Modsquad's Black Narcissus has some complex but elegant water
cooling loops.

  • Water "moves" more heat - Though temps aren't going to ever get lower than the ambient air, (the same limit as air cooling) water can absorb way more heat per second and carry it away from your chips. This means that even if you wouldn't get much benefit at stock speeds, higher temps from increased voltages and clock speeds (as well as numerous cores) well above spec can be dissipated quicker.
  • Water can change your space requirements - If you've not got a lot of space for a huge CPU cooler, but want something quiet, water is the perfect answer. Tubing can be cut to any reasonable length, so you can route the cooling anywhere and lower the profile without sacrificing a bit of performance.
  • Water is quieter - Because water moves more heat than air in the same amount of time, it's possible to cool way more with less noise.
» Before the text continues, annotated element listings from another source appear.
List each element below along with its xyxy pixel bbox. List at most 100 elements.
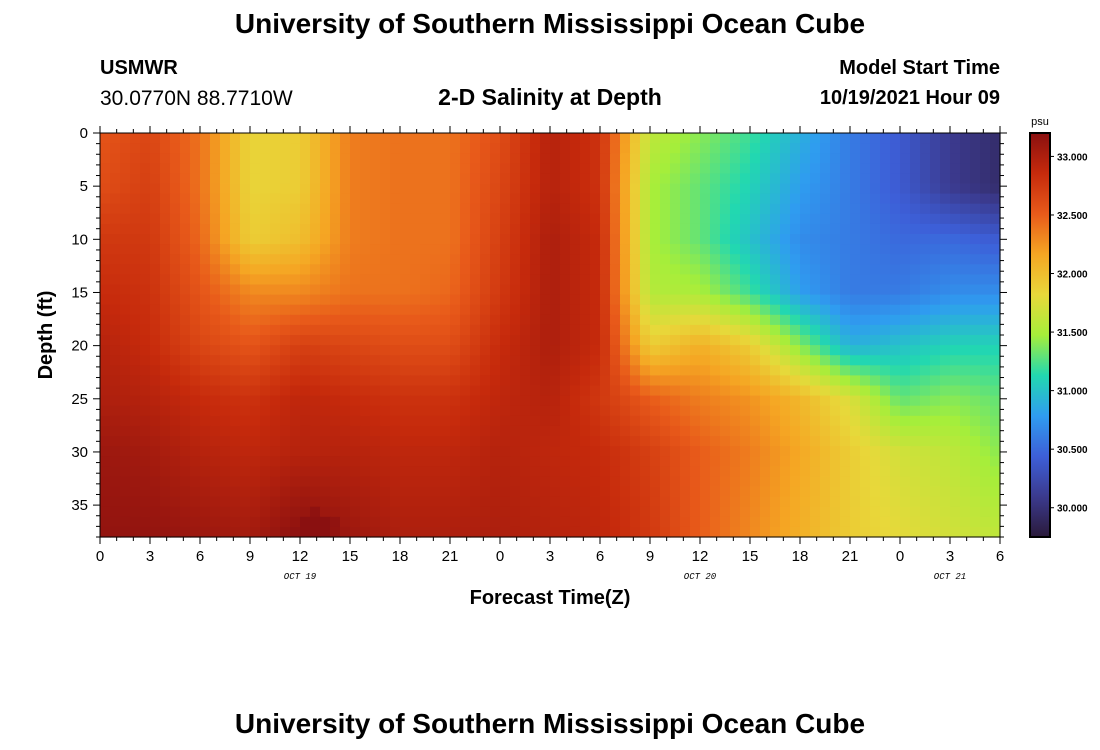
heatmap-cell (180, 355, 191, 366)
heatmap-cell (580, 304, 591, 316)
heatmap-cell (710, 405, 721, 417)
heatmap-cell (120, 436, 131, 447)
heatmap-cell (500, 425, 511, 437)
heatmap-cell (190, 294, 201, 306)
heatmap-cell (750, 284, 761, 296)
heatmap-cell (180, 486, 191, 498)
heatmap-cell (760, 324, 771, 336)
heatmap-cell (790, 244, 801, 255)
heatmap-cell (910, 244, 921, 255)
heatmap-cell (320, 223, 331, 235)
heatmap-cell (680, 415, 691, 427)
heatmap-cell (300, 355, 311, 366)
heatmap-cell (840, 254, 851, 265)
heatmap-cell (280, 143, 291, 154)
heatmap-cell (190, 264, 201, 275)
heatmap-cell (990, 163, 1001, 174)
heatmap-cell (880, 345, 891, 356)
heatmap-cell (340, 395, 351, 407)
heatmap-cell (430, 506, 441, 518)
heatmap-cell (830, 234, 841, 245)
heatmap-cell (690, 365, 701, 376)
heatmap-cell (870, 486, 881, 498)
heatmap-cell (580, 375, 591, 387)
heatmap-cell (360, 254, 371, 265)
heatmap-cell (620, 335, 631, 346)
heatmap-cell (250, 486, 261, 498)
heatmap-cell (160, 506, 171, 518)
heatmap-cell (170, 486, 181, 498)
heatmap-cell (310, 526, 321, 538)
heatmap-cell (310, 466, 321, 477)
station-id: USMWR (100, 57, 178, 79)
heatmap-cell (350, 294, 361, 306)
heatmap-cell (220, 294, 231, 306)
x-tick-label: 6 (596, 548, 604, 565)
heatmap-cell (580, 183, 591, 195)
heatmap-cell (630, 223, 641, 235)
heatmap-cell (930, 244, 941, 255)
heatmap-cell (530, 446, 541, 457)
heatmap-cell (750, 436, 761, 447)
heatmap-cell (150, 254, 161, 265)
heatmap-cell (700, 153, 711, 164)
heatmap-cell (800, 385, 811, 397)
heatmap-cell (690, 496, 701, 508)
heatmap-cell (910, 335, 921, 346)
heatmap-cell (750, 476, 761, 488)
heatmap-cell (760, 456, 771, 467)
heatmap-cell (230, 526, 241, 538)
x-tick-label: 12 (692, 548, 709, 565)
heatmap-cell (570, 294, 581, 306)
heatmap-cell (590, 163, 601, 174)
heatmap-cell (350, 314, 361, 326)
heatmap-cell (390, 506, 401, 518)
heatmap-cell (300, 365, 311, 376)
heatmap-cell (210, 355, 221, 366)
heatmap-cell (380, 506, 391, 518)
heatmap-cell (940, 173, 951, 185)
heatmap-cell (150, 355, 161, 366)
heatmap-cell (220, 425, 231, 437)
heatmap-cell (510, 304, 521, 316)
heatmap-cell (510, 335, 521, 346)
heatmap-cell (960, 183, 971, 195)
heatmap-cell (590, 213, 601, 225)
heatmap-cell (870, 355, 881, 366)
heatmap-cell (240, 395, 251, 407)
heatmap-cell (460, 213, 471, 225)
heatmap-cell (130, 395, 141, 407)
heatmap-cell (690, 203, 701, 215)
heatmap-cell (140, 284, 151, 296)
heatmap-cell (270, 436, 281, 447)
heatmap-cell (940, 415, 951, 427)
heatmap-cell (340, 163, 351, 174)
heatmap-cell (980, 284, 991, 296)
heatmap-cell (990, 446, 1001, 457)
heatmap-cell (720, 304, 731, 316)
heatmap-cell (240, 143, 251, 154)
heatmap-cell (840, 143, 851, 154)
heatmap-cell (970, 506, 981, 518)
heatmap-cell (330, 355, 341, 366)
heatmap-cell (580, 153, 591, 164)
heatmap-cell (550, 254, 561, 265)
heatmap-cell (230, 496, 241, 508)
heatmap-cell (980, 446, 991, 457)
heatmap-cell (270, 294, 281, 306)
heatmap-cell (100, 234, 111, 245)
heatmap-cell (950, 254, 961, 265)
heatmap-cell (110, 395, 121, 407)
heatmap-cell (140, 395, 151, 407)
heatmap-cell (830, 456, 841, 467)
heatmap-cell (400, 324, 411, 336)
heatmap-cell (150, 425, 161, 437)
heatmap-cell (220, 415, 231, 427)
heatmap-cell (920, 436, 931, 447)
heatmap-cell (470, 355, 481, 366)
heatmap-cell (830, 304, 841, 316)
heatmap-cell (900, 335, 911, 346)
heatmap-cell (550, 466, 561, 477)
heatmap-cell (410, 254, 421, 265)
heatmap-cell (780, 526, 791, 538)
Whereas air cooling the latest GPUs requires potentially noisy dual-slot coolers, water cooling can free up space while taking the noise away completely. A slow-spinning 120mm fan on a copper radiator will do a better job, while freeing up trapped PCI or PCIe 1x slots.
  • Water looks better - Let's be honest - that copper flower may be alright, but nothing looks quite as slick as an acrylic-topped block with a small LED buried in it. And properly done tubing can be anywhere from nearly organic looking to a steam-punk dream.
These ideas may not be compelling enough to draw you to the wet side...but let's be honest, what kind of geek would you be if they didn't?! Looks better, cools more, and does it all quietly - that's pretty much the holy grail of what we want from a cooling system.
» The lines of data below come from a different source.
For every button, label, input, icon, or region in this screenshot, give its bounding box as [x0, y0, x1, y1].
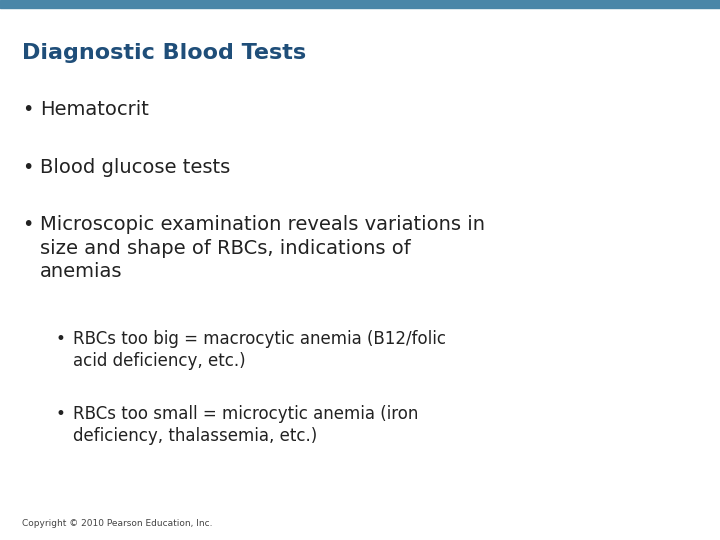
Text: •: •	[55, 330, 65, 348]
Text: •: •	[22, 215, 33, 234]
Text: •: •	[22, 158, 33, 177]
Text: •: •	[22, 100, 33, 119]
Bar	[0, 0, 720, 8]
Text: RBCs too small = microcytic anemia (iron
deficiency, thalassemia, etc.): RBCs too small = microcytic anemia (iron…	[73, 405, 418, 445]
Text: Copyright © 2010 Pearson Education, Inc.: Copyright © 2010 Pearson Education, Inc.	[22, 519, 212, 528]
Text: RBCs too big = macrocytic anemia (B12/folic
acid deficiency, etc.): RBCs too big = macrocytic anemia (B12/fo…	[73, 330, 446, 370]
Text: •: •	[55, 405, 65, 423]
Text: Blood glucose tests: Blood glucose tests	[40, 158, 230, 177]
Text: Microscopic examination reveals variations in
size and shape of RBCs, indication: Microscopic examination reveals variatio…	[40, 215, 485, 281]
Text: Diagnostic Blood Tests: Diagnostic Blood Tests	[22, 43, 306, 63]
Text: Hematocrit: Hematocrit	[40, 100, 149, 119]
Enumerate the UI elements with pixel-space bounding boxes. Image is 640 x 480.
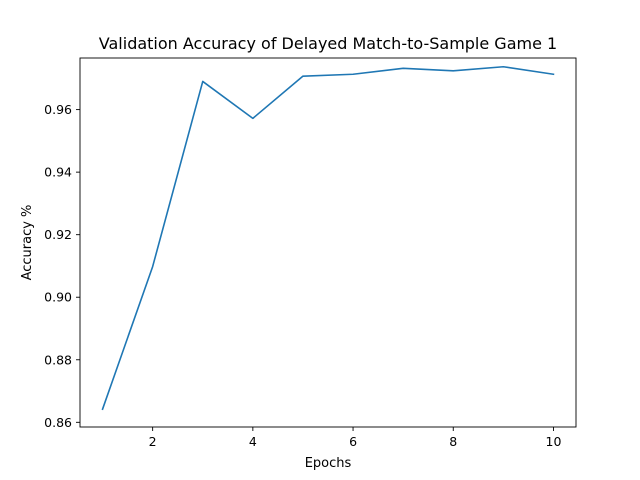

Of course, we have to keep in mind some simple ground rule expectations, first.

What you can expect

Water cooling is a lot like all things in life - garbage in, garbage out. You get what you pay for. Caveat Emptor. Et cetera, et cetera - insert whatever cliche saying that you please. As such, you need to make sure you know what you're getting into.

First and foremost, good water cooling is not cheap. It's best to start off with one simple loop - but even then, you are looking at a quick £100-150 (roughly $125-175 USD) between all of the parts. When compared to a £30-40 air cooler, that's a very sizeable investment. So if you're looking for a cheap route, be warned - the place where companies skimp end up being on seals and fittings and all the little "extras" that keep your computer, well, dry - which it really needs to be!

Second, you can't expect to ever run below the ambient temperature of the room. At the end of the day, water is still forced-air cooling - it's just that the location has changed, and so has how much it can cool. The laws of thermodynamics prevent you from ever getting cooler than the coldest point of contact - and since that is ambient air, you cannot go lower than that. If I had a penny for every time the question has popped up in the forums as to why someone's temps can't get back down into the 20s on a 30+ degree week...well, I'd be rich.

Finally, you cannot get better than average air-cooling temps out of any current pre-built kit. They exist for a reason, and there are some times when they are the most convenient solution to cool a mid-range system (like a home theatre PC) inaudibly. However, kits are designed to be generally useful to a wide audience - not honed in on your 8800 GTX and quad-core processor.